Outra vez as letras nacionais encontram-se com Poulantzas:

"A lei é parte integrante da ordem repressiva e da organização da violência exercida por todo Estado. O Estado edita a regra, pronuncia a lei, e por aí instaura um primeiro campo de injunções, de interditos, de censura, assim criando o terreno para a aplicação e o objeto da violência. E mais, a lei organiza as leis de funcionamento da repressão física, designa e graua as modalidades, enquadra os dispositivos que a exercem. A lei é, nesse sentido, o código da violência pública organizada. (...) A monopolização pelo Estado da violência legítima permanece o elemento determinate do poder, mesmo quando essa violência não é exercida direta e abertamente. Essa monopolização está na base das novas formas de luta sob o capitalsmo, às quais corresponde o papel dos dispositivos de organização do consentimento, pois, poder e lutas se atraem e se condicionam mutuamente. A concentração da força armada pelo Estado, o desarmamento e a desmilitarização dos setores privados - condição para estabelecimento da exploração capitalista - contribuem para deslocar a luta das classes de uma guerra civil permanente de conflitos armados periódicos e regulares, para as novas formas de organização política e sindical das massas populares, contra as quais a violência física aberta é, sabe-se, de eficiência relativa. (...) A lei e o sistema jurídico capitalista apresentam igualmente, porém, paricularidades no seu aspecto de materialização da ideologia dominante. A legitimidade desloca-se em direção à legalidade, o que a distingue da legalidade organizada com base no sagrado. A lei, já encarnação do povo-nação, torna-se a categoria fundamental da soberania do Estado: a ideologia jurídico-política instala-se em região dominante da ideologia e suplanta a ideologia religiosa. Se essas modificações englobam a monopolização da força legíima por parte do Estado, tem contudo raízes bem mais profundas. A função de legitimidade desloca-se em direção à lei, instância impessoal e abstrata, ao mesmo tempo em que, no seio das relações de produção, os agentes 'desatam' e se liberam de seus elos territoriais-pessoais. Tudo se passa como se essa lei, graças a sua abstração, formalidade e generalidade, se tornasse aqui o dispositivo mais apto a preencher a função mor de toda ideologia dominante: a de cimentar a unidade de formação social (sob a égide da classe dominante). "

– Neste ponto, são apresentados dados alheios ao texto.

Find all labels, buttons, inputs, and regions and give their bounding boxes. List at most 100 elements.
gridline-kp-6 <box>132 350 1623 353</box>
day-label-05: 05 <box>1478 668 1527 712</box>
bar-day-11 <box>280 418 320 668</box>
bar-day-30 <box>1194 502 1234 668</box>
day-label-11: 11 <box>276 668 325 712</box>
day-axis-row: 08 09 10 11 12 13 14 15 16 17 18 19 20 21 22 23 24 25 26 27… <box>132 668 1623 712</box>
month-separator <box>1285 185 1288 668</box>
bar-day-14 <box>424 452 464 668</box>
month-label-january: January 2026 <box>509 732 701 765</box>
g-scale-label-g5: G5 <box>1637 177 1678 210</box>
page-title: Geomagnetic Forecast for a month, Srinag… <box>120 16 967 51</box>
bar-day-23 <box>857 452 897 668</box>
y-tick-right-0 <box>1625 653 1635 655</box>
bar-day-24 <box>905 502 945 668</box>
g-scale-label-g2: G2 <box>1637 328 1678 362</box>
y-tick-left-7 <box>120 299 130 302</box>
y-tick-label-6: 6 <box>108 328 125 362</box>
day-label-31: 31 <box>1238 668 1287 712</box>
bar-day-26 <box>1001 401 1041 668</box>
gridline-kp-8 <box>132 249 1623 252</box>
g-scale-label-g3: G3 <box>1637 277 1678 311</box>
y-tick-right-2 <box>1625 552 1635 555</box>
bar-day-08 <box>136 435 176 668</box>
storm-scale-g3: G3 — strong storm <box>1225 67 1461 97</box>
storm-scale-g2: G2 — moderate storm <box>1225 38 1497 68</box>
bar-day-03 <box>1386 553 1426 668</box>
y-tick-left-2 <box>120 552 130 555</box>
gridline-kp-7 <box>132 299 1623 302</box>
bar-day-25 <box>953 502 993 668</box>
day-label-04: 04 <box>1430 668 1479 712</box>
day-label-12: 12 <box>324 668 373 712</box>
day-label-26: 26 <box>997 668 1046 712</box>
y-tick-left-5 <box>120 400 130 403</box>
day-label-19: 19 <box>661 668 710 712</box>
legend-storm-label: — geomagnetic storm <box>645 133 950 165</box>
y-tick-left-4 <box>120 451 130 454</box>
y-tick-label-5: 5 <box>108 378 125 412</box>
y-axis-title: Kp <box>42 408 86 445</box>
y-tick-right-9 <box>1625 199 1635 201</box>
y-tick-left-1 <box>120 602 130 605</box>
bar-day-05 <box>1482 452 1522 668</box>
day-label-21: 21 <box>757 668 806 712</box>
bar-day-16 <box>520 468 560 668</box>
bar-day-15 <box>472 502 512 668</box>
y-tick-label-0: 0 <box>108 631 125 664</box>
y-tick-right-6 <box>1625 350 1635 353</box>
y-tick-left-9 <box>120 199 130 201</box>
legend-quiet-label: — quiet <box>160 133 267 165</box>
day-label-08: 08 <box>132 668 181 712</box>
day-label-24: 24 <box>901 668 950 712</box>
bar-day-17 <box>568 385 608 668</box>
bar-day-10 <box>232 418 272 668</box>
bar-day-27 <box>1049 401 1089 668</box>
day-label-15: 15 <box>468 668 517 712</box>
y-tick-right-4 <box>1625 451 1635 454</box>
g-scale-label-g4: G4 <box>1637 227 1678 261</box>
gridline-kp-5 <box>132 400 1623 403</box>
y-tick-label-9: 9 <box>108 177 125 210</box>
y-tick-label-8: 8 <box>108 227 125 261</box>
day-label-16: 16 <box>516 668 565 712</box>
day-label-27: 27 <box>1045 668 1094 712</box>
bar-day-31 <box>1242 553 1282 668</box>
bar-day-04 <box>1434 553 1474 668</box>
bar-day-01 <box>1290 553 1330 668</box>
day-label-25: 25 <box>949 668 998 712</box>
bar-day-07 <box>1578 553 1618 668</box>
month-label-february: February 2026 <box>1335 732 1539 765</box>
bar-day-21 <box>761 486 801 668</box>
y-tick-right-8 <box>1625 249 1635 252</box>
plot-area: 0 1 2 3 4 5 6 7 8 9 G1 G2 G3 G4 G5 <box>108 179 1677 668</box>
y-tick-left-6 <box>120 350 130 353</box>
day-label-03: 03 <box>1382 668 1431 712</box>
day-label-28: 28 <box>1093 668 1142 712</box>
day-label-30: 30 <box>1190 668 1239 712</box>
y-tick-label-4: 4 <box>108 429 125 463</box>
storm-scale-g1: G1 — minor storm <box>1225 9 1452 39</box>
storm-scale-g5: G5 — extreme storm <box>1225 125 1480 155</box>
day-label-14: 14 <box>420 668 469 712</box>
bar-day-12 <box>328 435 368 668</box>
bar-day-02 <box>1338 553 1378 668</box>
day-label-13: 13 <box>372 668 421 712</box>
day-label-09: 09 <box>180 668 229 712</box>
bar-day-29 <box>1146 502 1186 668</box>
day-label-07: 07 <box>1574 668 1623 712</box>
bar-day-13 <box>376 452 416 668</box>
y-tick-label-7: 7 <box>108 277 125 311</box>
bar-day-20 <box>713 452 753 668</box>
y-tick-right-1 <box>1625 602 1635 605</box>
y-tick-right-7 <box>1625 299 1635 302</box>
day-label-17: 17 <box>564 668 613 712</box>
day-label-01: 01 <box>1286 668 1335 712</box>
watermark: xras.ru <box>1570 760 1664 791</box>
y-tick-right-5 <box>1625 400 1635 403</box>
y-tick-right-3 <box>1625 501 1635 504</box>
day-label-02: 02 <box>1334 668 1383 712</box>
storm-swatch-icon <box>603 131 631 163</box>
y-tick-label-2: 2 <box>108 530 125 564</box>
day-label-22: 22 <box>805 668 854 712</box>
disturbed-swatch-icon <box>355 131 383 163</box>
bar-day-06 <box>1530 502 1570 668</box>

Na mesma perspectiva podemos voltar sem choque ao doutor paulista:

"O poder não teria nenhuma eficácia se o seu 'dever-ser' social traduzido pela norma jurídica não fosse garantido pelas sanções que, desse modo, também garantem a própria continuidade político-econômica dos grupos dominantes. Essa é a razão por que o direito é essencialmente conservador. O direito significa ordem, ou seja, organização de uma sociedade segundo valores ou, melhor dizendo, segundo a ideologia dominante. O direito significa também resolução de problemas. O corolário da ordem é o estabelecimento de critérios para solver os conflitos que aparecem no dia-a-dia. O direito há de encontrar soluções viáveis, possíveis e aceitas e, ao mesmo tempo, preservar os interesses e a posição dos grupos no comando. Por isso, o direito é complexo, pois complexa é sua missão de até ser equânime no particular, sem ser isonômico no geral, de perseguir um ideal de justiça que não é o da maioria de seus destinatários e fazê-lo aceito, de anestesiar os conflitos, ritualizando-os por via do jogo judiciário, um complexo quebra-cabeças cheio de armadilhas formais, onde a argúcia e o conhecimento das regras são os fatores determinantes. Toda essa complexidade para ser eficaz em sua aplicabilidade e para garantir o poder legiferante, lastreia-se na sanção que, para Kelsen, se configuraria como a norma primária do direito. (...) Assim, podemos dizer que a norma jurídica sanciona o agir por meio da sanção, o ser por meio do teor, e a sanção explícita garante a eficácia da aplicabilidade normativa, garantindo também a sobrevivência do poder legiferante. (...) O direito é a linguagem sancionadora do poder, daí a importância de se observar a dimensão explícita da sanção, que, controla o agir e o fazer humanos que interessam à ordem estabelecida e a dimensão implícita da sanção que privilegia ou estigmatiza os seres das pessoas".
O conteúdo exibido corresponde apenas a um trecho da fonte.